A typist has six envelopes and six letters.In how many ways can one letter be placed in each envelope with out getting every letter in the right envelope
This is a classic combinatorial problem called the *derangements* problem. A derangement is a permutation of the elements of a set such that none of the elements appears in its original position. In this case, there are 6 letters and 6 envelopes, so there are 6! (i.e., 6 factorial) total possible ways to place the letters in the envelopes. We are asked to find the number of these permutations that are derangements.
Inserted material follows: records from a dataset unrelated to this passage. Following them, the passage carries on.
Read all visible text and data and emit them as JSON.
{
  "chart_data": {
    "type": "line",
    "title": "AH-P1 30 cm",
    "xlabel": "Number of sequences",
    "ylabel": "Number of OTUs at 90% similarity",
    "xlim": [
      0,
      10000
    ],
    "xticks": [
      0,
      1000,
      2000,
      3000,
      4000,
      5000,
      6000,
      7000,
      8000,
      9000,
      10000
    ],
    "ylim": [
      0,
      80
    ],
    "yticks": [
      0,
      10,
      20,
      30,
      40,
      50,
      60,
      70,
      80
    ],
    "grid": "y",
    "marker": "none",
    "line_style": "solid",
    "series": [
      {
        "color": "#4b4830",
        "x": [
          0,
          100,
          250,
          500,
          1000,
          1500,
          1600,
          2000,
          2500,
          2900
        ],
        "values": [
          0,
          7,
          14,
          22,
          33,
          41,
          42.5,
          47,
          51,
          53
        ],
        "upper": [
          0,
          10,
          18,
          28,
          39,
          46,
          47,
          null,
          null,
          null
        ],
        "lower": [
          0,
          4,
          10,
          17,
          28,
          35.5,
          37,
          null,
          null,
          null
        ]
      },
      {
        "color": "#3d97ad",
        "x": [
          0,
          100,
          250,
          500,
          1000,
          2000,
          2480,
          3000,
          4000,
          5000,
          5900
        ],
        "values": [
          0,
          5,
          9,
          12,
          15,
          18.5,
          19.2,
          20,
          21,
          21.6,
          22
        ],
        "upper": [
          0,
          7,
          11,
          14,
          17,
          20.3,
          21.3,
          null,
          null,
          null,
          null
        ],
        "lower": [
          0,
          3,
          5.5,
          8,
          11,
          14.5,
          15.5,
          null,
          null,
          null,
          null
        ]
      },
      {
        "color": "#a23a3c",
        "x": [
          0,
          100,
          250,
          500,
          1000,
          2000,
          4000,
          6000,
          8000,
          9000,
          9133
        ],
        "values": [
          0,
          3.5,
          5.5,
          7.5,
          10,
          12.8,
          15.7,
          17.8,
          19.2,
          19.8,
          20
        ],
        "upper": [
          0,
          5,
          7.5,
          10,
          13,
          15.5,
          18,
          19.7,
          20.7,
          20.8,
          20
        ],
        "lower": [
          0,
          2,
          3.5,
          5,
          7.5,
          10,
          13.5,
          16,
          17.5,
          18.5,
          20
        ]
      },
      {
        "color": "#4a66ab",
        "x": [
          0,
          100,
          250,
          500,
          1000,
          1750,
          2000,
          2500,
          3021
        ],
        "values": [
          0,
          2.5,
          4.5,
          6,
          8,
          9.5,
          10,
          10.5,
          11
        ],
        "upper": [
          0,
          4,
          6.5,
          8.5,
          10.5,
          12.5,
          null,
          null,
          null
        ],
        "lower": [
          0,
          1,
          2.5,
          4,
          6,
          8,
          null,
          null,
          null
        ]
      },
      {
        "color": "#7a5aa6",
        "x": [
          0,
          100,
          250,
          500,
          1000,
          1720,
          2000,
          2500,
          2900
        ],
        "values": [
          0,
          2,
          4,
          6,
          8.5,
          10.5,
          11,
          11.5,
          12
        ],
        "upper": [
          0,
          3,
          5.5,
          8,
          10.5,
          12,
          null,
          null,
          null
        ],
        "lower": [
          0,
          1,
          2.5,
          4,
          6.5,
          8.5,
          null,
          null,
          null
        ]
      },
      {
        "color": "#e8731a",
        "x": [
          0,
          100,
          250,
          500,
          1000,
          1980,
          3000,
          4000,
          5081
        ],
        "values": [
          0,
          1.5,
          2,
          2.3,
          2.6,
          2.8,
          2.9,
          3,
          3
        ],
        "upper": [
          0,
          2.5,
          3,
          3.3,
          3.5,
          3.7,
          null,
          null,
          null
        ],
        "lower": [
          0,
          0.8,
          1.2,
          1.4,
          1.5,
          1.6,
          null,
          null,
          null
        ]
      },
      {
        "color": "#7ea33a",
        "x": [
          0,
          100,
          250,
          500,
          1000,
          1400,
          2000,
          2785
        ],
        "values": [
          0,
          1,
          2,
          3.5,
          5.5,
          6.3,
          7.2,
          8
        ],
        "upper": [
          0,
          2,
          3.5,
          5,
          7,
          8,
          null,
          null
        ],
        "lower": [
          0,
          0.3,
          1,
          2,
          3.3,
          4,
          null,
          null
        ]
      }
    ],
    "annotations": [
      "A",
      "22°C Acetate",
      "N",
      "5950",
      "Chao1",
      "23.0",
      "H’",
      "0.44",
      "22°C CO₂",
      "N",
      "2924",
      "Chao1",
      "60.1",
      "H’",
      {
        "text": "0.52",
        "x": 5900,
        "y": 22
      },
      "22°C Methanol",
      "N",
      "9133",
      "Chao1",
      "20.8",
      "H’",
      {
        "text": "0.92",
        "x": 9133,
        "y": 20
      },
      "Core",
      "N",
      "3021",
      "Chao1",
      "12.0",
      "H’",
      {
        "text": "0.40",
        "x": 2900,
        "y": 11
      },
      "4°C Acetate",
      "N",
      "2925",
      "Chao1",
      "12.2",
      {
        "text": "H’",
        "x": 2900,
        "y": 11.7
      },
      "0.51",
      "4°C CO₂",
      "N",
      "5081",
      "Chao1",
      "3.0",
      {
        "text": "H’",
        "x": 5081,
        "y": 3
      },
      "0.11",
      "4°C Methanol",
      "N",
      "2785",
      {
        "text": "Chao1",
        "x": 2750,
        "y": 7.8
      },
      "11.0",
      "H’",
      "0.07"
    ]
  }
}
There is a formula for finding the number of derangements for a set of size n, called the subfactorial !n:
!n = n! * (1 - (1/1!) + (1/2!) - (1/3!) + ... + (-1)^n * (1/n!))
For n = 6, we have:
!6 = 6! * (1 - 1 + 1/2 - 1/6 + 1/24 - 1/120)
!6 = 720 * (1 - 1 + 0.5 - 1/6 + 1/24 - 1/120)
!6 = 720 * (0.5 - 0.1667 + 0.04167 - 0.008333)
!6 = 720 * (0.3667)
So, rounding to the nearest whole number, there are approximately 265 derangements. Therefore, there are 265 ways to place the letters in the envelopes without getting every letter in the right envelope.